Finance officers are already turning their attention to the impact of the lockdown and will report back to Mayor Phil Goff and councillors.
The impact from Covid last year punched a $1 billion hole in the council’s finances through to 2024, although the better-than-expected rebound in the Auckland economy reduced the figure to $750m.
In June, the council signed off a new 10-year budget with a one-off rate rise of 5 per cent followed by 3.5 per cent thereafter which maintains critical services and increases capital investment by 21 per cent from the previous budget.
However, the big investment package has hit troubled waters after revelations by the Herald this week about a looming $400m funding hole in the transport budget.
This follows word from the NZ Transport Agency, Waka Kotahi, that it plans to only fund $2.3b of the $2.7b the council sought over the next three years from fuel taxes and user charges. A final call on this funding will be made by the Waka Kotahi board later this month.
Beck said most of the 1500 retail shops, bars and restaurants in the central city are closed, leaving 40 supermarkets, convenience stores and pharmacies as the only businesses open under level 4.
There is a mixture of feelings among business, said Beck. Restaurant Month in the central city has left a lot of eateries with a big line-up of bookings pretty gutted, others are philosophical and there is anxiety for others not knowing what lies ahead.
“This is tough on top of tough for some,” Beck said.
She said business in the central city had picked up before the latest lockdown, saying for the June quarter it was down 11 per cent on the same quarter in 2019, calling it “a pretty good result” for winter.
Barnett said the figure of about $100m a day is about right, but part of that cost will be offset by the Government wage subsidy and doing business resurgence.
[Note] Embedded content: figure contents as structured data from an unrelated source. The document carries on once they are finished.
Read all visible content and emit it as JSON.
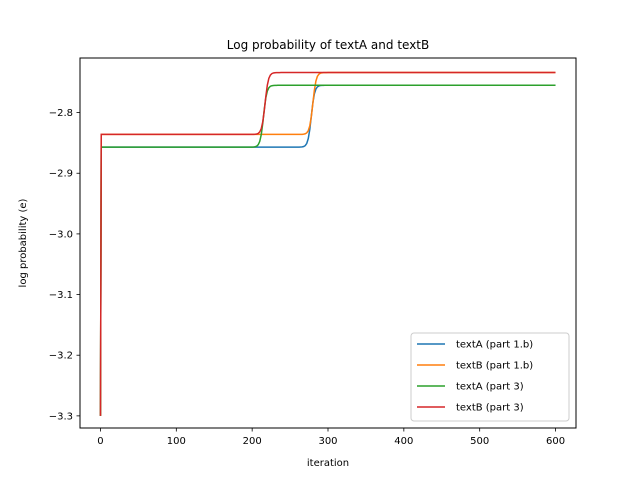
{
  "chart_data": {
    "type": "line",
    "title": "Log probability of textA and textB",
    "xlabel": "iteration",
    "ylabel": "log probability (e)",
    "xlim": [
      -27,
      627
    ],
    "ylim": [
      -3.32,
      -2.71
    ],
    "xticks": [
      0,
      100,
      200,
      300,
      400,
      500,
      600
    ],
    "yticks": [
      -3.3,
      -3.2,
      -3.1,
      -3.0,
      -2.9,
      -2.8
    ],
    "ytick_labels": [
      "−3.3",
      "−3.2",
      "−3.1",
      "−3.0",
      "−2.9",
      "−2.8"
    ],
    "grid": false,
    "legend_position": "lower-right",
    "series": [
      {
        "name": "textA (part 1.b)",
        "color": "#1f77b4",
        "start": -3.3,
        "plateau1": -2.857,
        "plateau2": -2.755,
        "step_at": 278
      },
      {
        "name": "textB (part 1.b)",
        "color": "#ff7f0e",
        "start": -3.3,
        "plateau1": -2.836,
        "plateau2": -2.734,
        "step_at": 280
      },
      {
        "name": "textA (part 3)",
        "color": "#2ca02c",
        "start": -3.3,
        "plateau1": -2.857,
        "plateau2": -2.755,
        "step_at": 215
      },
      {
        "name": "textB (part 3)",
        "color": "#d62728",
        "start": -3.3,
        "plateau1": -2.836,
        "plateau2": -2.734,
        "step_at": 217
      }
    ]
  }
}
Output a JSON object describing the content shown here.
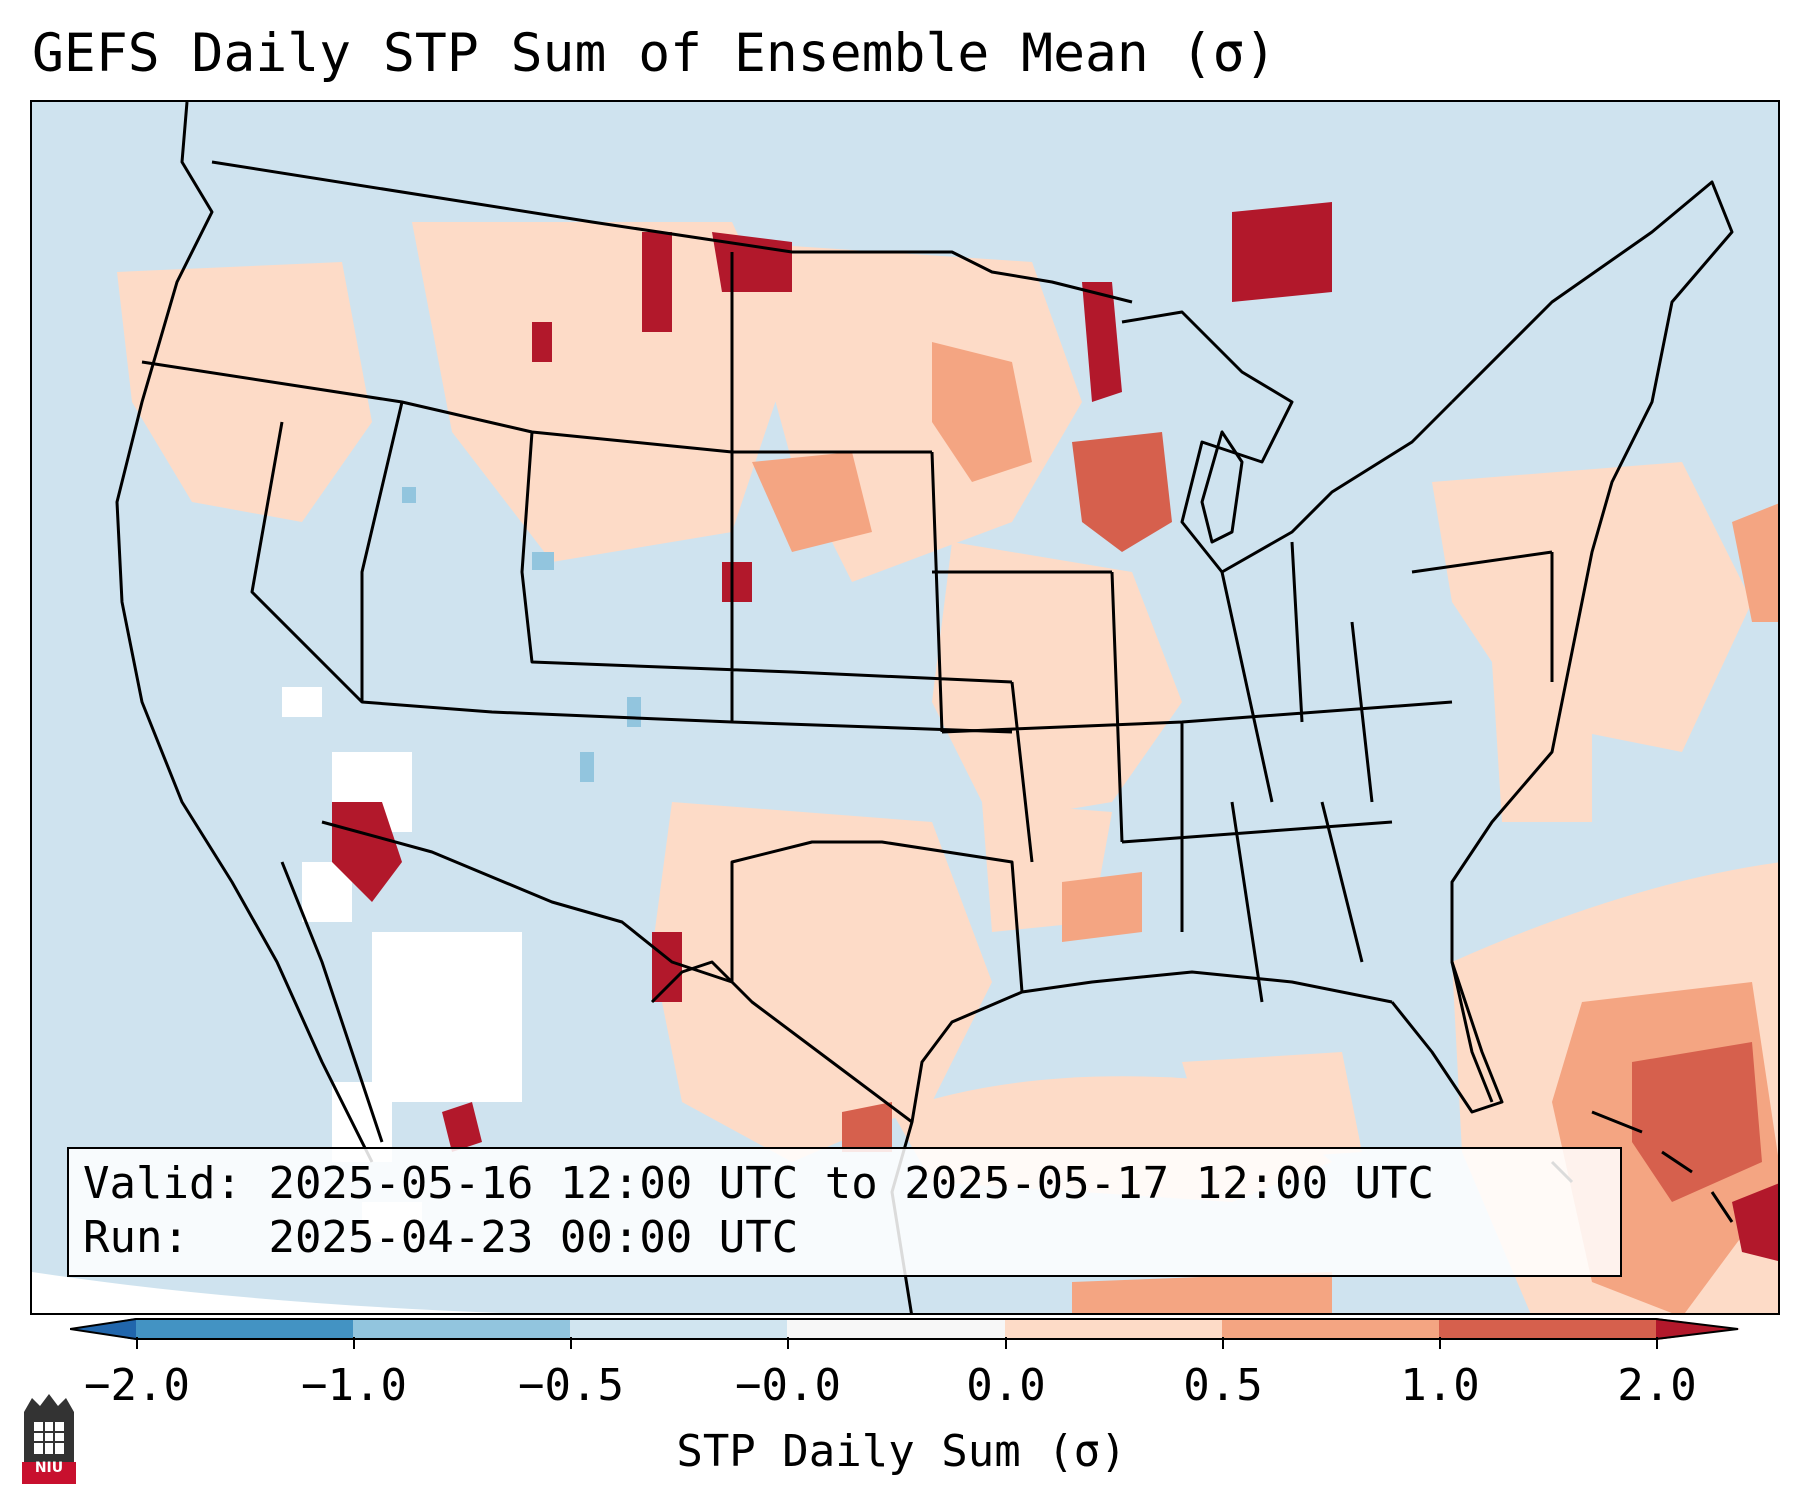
{
  "title": "GEFS Daily STP Sum of Ensemble Mean (σ)",
  "info": {
    "valid_label": "Valid:",
    "valid_value": "2025-05-16 12:00 UTC to 2025-05-17 12:00 UTC",
    "run_label": "Run:  ",
    "run_value": "2025-04-23 00:00 UTC"
  },
  "colorbar": {
    "label": "STP Daily Sum (σ)",
    "ticks": [
      "−2.0",
      "−1.0",
      "−0.5",
      "−0.0",
      "0.0",
      "0.5",
      "1.0",
      "2.0"
    ],
    "bins": [
      {
        "range": "< -2.0",
        "color": "#2166ac"
      },
      {
        "range": "-2.0 to -1.0",
        "color": "#4393c3"
      },
      {
        "range": "-1.0 to -0.5",
        "color": "#92c5de"
      },
      {
        "range": "-0.5 to 0.0",
        "color": "#d1e5f0"
      },
      {
        "range": "0.0",
        "color": "#f7f7f7"
      },
      {
        "range": "0.0 to 0.5",
        "color": "#fddbc7"
      },
      {
        "range": "0.5 to 1.0",
        "color": "#f4a582"
      },
      {
        "range": "1.0 to 2.0",
        "color": "#d6604d"
      },
      {
        "range": "> 2.0",
        "color": "#b2182b"
      }
    ],
    "extend": "both"
  },
  "logo": {
    "text": "NIU"
  },
  "map": {
    "projection": "Lambert Conformal (CONUS)",
    "background_color": "#d1e5f0",
    "anomaly_regions": [
      {
        "name": "Upper Midwest / Wisconsin-Michigan",
        "level": "1.0 to 2.0"
      },
      {
        "name": "Western Ontario",
        "level": "> 2.0"
      },
      {
        "name": "Northern Plains",
        "level": "0.5 to 1.0"
      },
      {
        "name": "Western Atlantic / Bahamas",
        "level": "1.0 to 2.0"
      },
      {
        "name": "Gulf of Mexico",
        "level": "0.0 to 0.5"
      },
      {
        "name": "Southwest Arizona / Northwest Mexico",
        "level": "> 2.0"
      },
      {
        "name": "Baja California / Sonora",
        "level": "0.0"
      }
    ]
  }
}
Last year, he said, Auckland rebounded following the level 4 lockdown and quickly saw skill shortages around infrastructure, construction, home building and technology – and will do so again.
“Day one after lockdown those people will be back in work and into productivity,” said Barnett, adding how quickly people get vaccinated will see the economy move down levels.
To maintain momentum, he said, some of the other parts of the Government are going to have to change the way they behave in areas like immigration, where there is a skill shortage to get growth in the economy and the possibility of a passport for people to do business offshore.
“Those things need to be accelerated because we need to be at the front of the rebound, not at the back of it,” Barnett said.